Several plaintiffs testified at depositions that, sometime between the Montebello terminal closing on April 16, 1982 and early in May of 1982, they became aware that the union would not file a grievance on their behalf in regard to the closing. Others testified that they were not sure whether the union was going to pursue a grievance or not, or that they “believed” the union was not going to take any action.

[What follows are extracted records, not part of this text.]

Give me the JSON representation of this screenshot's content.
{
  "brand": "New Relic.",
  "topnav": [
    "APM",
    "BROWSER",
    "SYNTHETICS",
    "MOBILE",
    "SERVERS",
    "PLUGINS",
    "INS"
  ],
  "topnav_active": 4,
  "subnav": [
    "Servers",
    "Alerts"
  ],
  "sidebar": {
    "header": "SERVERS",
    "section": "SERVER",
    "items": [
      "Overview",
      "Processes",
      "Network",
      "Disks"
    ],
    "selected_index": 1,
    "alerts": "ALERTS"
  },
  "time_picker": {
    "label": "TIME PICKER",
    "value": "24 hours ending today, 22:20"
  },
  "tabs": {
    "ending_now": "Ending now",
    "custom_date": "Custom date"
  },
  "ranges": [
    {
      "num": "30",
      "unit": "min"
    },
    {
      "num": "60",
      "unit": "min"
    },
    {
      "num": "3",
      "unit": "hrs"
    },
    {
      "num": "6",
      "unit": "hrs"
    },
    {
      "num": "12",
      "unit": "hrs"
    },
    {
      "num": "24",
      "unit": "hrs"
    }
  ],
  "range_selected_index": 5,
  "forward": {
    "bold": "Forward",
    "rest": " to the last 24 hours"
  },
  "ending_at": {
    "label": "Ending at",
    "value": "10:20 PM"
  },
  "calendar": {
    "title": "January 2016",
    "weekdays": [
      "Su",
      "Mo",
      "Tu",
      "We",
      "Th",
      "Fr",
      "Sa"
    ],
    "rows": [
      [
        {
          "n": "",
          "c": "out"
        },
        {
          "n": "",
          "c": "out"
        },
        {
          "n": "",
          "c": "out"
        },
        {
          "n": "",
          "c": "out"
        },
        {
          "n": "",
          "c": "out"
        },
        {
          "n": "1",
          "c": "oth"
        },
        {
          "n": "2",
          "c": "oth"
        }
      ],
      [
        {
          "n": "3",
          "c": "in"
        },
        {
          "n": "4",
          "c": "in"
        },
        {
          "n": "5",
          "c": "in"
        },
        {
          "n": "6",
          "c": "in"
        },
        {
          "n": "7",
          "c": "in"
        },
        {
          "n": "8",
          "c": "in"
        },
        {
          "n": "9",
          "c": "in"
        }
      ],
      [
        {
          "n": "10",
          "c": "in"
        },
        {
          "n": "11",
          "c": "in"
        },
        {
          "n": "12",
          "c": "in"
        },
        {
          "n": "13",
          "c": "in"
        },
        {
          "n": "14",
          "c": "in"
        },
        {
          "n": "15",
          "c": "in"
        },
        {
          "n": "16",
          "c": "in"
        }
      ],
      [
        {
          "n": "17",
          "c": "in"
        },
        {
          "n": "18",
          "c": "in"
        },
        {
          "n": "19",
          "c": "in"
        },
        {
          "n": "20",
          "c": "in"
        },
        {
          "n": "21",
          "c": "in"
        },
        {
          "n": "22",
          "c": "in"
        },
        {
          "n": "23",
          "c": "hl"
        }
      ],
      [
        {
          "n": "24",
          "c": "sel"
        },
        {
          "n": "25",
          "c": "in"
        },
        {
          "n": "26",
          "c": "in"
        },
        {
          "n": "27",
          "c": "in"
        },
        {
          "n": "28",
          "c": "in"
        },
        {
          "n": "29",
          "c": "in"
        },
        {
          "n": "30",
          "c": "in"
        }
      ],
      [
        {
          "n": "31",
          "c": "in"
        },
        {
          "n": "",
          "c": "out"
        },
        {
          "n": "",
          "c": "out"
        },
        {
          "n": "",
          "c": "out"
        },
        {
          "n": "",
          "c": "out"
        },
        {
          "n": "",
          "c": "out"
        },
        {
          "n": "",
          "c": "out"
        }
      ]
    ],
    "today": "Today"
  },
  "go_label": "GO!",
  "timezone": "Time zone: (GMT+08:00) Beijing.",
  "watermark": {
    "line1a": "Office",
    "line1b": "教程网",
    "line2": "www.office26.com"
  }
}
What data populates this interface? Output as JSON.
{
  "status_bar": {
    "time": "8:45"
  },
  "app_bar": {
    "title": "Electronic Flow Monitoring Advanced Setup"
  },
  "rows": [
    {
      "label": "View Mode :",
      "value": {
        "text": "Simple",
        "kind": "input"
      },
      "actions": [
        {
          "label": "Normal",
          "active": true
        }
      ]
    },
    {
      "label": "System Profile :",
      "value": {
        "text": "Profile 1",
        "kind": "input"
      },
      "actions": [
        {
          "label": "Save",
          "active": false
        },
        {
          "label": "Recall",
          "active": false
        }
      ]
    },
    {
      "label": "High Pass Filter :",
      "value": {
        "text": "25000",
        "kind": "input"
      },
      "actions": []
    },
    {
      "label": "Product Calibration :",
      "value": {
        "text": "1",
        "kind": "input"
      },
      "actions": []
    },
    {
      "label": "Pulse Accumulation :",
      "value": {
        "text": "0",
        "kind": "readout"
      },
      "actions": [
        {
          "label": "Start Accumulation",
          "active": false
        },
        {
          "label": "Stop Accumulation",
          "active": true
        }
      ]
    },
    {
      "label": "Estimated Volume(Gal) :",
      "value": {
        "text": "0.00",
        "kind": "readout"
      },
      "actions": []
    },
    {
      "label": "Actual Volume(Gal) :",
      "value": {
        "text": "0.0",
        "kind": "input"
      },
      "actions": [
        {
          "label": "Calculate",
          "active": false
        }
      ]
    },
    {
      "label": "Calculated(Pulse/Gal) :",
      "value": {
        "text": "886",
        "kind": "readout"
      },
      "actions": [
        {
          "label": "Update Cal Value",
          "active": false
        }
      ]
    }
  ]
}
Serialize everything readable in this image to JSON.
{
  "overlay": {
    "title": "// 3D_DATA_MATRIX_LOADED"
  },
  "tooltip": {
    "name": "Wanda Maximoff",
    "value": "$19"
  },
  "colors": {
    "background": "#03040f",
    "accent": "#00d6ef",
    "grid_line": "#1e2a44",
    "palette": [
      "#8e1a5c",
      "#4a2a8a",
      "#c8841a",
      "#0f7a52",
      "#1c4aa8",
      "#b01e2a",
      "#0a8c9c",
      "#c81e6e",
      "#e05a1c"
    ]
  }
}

Under these circumstances, even if some of the plaintiffs lacked actual knowledge that the union was not going to file a grievance over the Montebello terminal closing, the district court correctly found that all plaintiffs knew or should have known, on or before June 3, 1982, that no union action was forthcoming.3 See Galindo, 793 F.2d at 1509. See also Metz v. Tootsie Roll Industries, Inc., 715 F.2d 299, 304 (7th Cir.1983) (considering what reasonably diligent plaintiff would have discovered in determining accrual date), cert. denied, 464 U.S. 1070, 104 S.Ct. 976, 79 L.Ed.2d 214 (1984).

[1193]*1193III

Because the facts which caused the district court to impose sanctions are not in dispute, we review the district court’s conclusion that plaintiffs’ counsel violated Fed. R.Civ.P. 11 de novo, Zaldivar v. City of Los Angeles, 780 F.2d 823, 828 (9th Cir. 1986), and reverse.

Rule 11 provides in pertinent part:
The signature of an attorney [on a pleading, motion, or other paper] ... constitutes a certificate by him that he has read the pleading, motion, or other paper; that to the best of his knowledge, information, and belief formed after reasonable inquiry it is well grounded in fact and is warranted by existing law or a good faith argument for the extension, modification, or reversal of existing law, and that it is not interposed for any improper purpose, such as to harass or to cause unnecessary delay or needless increase in the cost of litigation.